Le alegraba que Gaston
hubiera aceptado su idea de pasar el domingo en la playa. Tenía maravillosos recuerdos de aquel lugar
en el que se produjo su primer acercamiento, y pensaba que volver allí era lo que necesitaban. Tenía la esperanza de que él se relajaría hasta permitirle hablar del pasado, de
que por fin la dejaría explicarse y, tal vez, comenzaría también a perdonarla. Esa expectativa le
ilusionaba tanto que la excitación había hecho que madrugara mucho más de lo necesario.
La esplendorosa
sonrisa se le extinguió en los labios cuando llegó al portal y la vio. La reconoció a pesar del tiempo transcurrido. La
encontró más hermosa a pesar de que siempre le
pareció la mujer
más perfecta que había visto. Se quedó inmóvil mientras ella, altiva y desafiante,
abría la puerta y se detenía obstaculizándole la entrada.
—¡Qué sorpresa! —pronunció en voz baja—. Este piso está muy concurrido esta mañana.

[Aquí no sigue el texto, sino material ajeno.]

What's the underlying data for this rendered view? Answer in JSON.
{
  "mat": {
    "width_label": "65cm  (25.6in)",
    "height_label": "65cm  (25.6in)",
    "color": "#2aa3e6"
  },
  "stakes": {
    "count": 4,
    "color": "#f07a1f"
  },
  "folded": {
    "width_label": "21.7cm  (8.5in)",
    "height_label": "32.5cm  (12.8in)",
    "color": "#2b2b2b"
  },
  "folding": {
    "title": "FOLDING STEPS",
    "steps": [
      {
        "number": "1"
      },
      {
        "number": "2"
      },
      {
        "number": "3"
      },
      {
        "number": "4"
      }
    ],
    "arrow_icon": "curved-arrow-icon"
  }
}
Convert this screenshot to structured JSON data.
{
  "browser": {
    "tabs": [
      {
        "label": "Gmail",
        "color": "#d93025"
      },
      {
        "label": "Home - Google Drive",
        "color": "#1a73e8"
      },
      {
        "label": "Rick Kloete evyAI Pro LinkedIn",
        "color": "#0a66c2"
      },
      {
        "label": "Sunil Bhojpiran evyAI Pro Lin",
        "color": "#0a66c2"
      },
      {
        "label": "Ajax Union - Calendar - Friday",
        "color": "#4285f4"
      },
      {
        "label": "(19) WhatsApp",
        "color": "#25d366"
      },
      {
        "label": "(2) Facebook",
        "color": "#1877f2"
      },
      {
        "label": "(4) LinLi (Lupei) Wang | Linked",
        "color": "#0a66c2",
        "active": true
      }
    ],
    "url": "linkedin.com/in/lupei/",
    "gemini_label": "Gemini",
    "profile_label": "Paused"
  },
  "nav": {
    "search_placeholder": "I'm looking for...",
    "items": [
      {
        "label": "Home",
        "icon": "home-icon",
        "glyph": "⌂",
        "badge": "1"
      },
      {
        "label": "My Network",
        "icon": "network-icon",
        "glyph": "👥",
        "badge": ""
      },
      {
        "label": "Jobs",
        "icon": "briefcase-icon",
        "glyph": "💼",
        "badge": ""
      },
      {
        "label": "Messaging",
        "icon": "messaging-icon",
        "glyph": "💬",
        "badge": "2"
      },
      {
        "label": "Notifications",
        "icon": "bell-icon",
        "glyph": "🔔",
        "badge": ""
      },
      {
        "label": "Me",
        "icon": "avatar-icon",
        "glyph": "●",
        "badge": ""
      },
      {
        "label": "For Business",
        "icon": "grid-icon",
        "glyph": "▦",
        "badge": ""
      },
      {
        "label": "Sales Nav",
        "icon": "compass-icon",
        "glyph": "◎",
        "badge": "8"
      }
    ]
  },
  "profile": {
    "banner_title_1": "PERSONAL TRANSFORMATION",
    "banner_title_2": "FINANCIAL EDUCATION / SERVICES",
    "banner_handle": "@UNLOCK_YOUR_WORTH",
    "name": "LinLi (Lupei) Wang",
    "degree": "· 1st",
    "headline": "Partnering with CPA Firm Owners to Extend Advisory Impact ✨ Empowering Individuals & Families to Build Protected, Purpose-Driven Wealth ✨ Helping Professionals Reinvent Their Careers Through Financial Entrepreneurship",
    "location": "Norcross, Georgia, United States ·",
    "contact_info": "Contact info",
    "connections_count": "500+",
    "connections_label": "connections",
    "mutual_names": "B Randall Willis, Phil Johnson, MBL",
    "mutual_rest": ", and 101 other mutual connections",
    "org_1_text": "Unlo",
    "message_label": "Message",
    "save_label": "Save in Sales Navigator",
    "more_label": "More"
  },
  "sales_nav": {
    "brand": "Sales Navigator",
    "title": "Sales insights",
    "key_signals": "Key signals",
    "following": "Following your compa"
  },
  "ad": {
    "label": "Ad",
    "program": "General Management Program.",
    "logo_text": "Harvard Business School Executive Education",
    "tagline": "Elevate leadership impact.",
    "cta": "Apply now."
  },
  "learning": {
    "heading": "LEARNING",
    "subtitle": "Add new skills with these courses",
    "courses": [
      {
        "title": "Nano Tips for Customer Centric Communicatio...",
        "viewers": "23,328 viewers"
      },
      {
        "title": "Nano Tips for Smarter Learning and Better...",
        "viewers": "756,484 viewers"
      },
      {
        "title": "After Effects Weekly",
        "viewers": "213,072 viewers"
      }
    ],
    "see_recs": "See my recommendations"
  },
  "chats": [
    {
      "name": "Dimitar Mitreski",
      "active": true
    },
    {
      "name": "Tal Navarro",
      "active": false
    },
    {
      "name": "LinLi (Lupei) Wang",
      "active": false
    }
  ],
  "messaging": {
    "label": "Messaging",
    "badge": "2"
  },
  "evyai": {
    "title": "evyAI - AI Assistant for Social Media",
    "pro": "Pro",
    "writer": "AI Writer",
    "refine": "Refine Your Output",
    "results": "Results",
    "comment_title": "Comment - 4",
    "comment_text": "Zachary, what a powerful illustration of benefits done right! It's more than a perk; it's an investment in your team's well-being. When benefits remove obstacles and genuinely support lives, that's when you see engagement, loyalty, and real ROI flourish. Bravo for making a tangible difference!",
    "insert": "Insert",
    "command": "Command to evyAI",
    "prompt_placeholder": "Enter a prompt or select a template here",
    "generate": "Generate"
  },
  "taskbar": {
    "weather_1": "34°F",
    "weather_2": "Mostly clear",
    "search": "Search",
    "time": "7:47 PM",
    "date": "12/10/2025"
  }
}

Rocio percibió su tono provocador, pero no respondió. No quería discutir. Sentía lástima por ella. Sabía lo que era amar sin esperanzas de ser
correspondida.
—¿Me
dejas pasar, por favor? —pidió con amabilidad.
Pero Lali estaba
tan furiosa como dolida. Acababa de descubrir el motivo del indiferente
recibimiento que le había dedicado Gaston, y sobre todo de la absurda discusión que había terminado con su imprevista visita.
—Ya que
compartimos un interés común, permite que te dé un consejo —dijo con un chispeo de perversidad en sus
ojos negros—: No
subas inmediatamente. Da unas vueltecitas por el barrio para dar tiempo a que
se enfríe su
cama. —Sonrió al descender a la acera para marcharse,
y en cuanto le dio la espalda la sonrisa desapareció y sus ojos reflejaron el dolor y la
impotencia que en realidad sentía.
Rocio apretó los párpados mientras el taconeo se iba
perdiendo en la distancia. Se encogió, muerta de amargor y de frío. ¿En qué momento se atrevió a albergar alguna tonta esperanza con
respecto a Gaston? Se había acercado a él para ayudarle y, tal vez, para ayudarse
a sí misma poniendo un poco de paz también en su alma. Debería haber centrado sus esfuerzos en eso,
sin dejarse llevar por la emoción de descubrir que él la seguía amando.
Porque la amaba.
Estaba segura de que la amaba a pesar del odio, a pesar de Lali, a pesar de
todo.
Sin embargo, se
quedó allí durante interminables minutos soportando
la baja temperatura, preguntándose si debía subir o era más prudente regresar a casa.
Aún dudaba cuando, un rato después, Gaston abrió la puerta y la miró con desconcierto.
—¡Vaya! —exclamó, aturdido—. Te has adelantado casi una hora. Pero
lo arreglo en cinco minutos —aseguró mientras caminaba hacia atrás torpemente. Alzó la mano para disculparse y se precipitó hacia su cuarto.
Rocio suspiró para darse ánimos. Encontrarlo con los pies
descalzos, los vaqueros desabrochados y el torso desnudo le había provocado una punzada gélida en el corazón.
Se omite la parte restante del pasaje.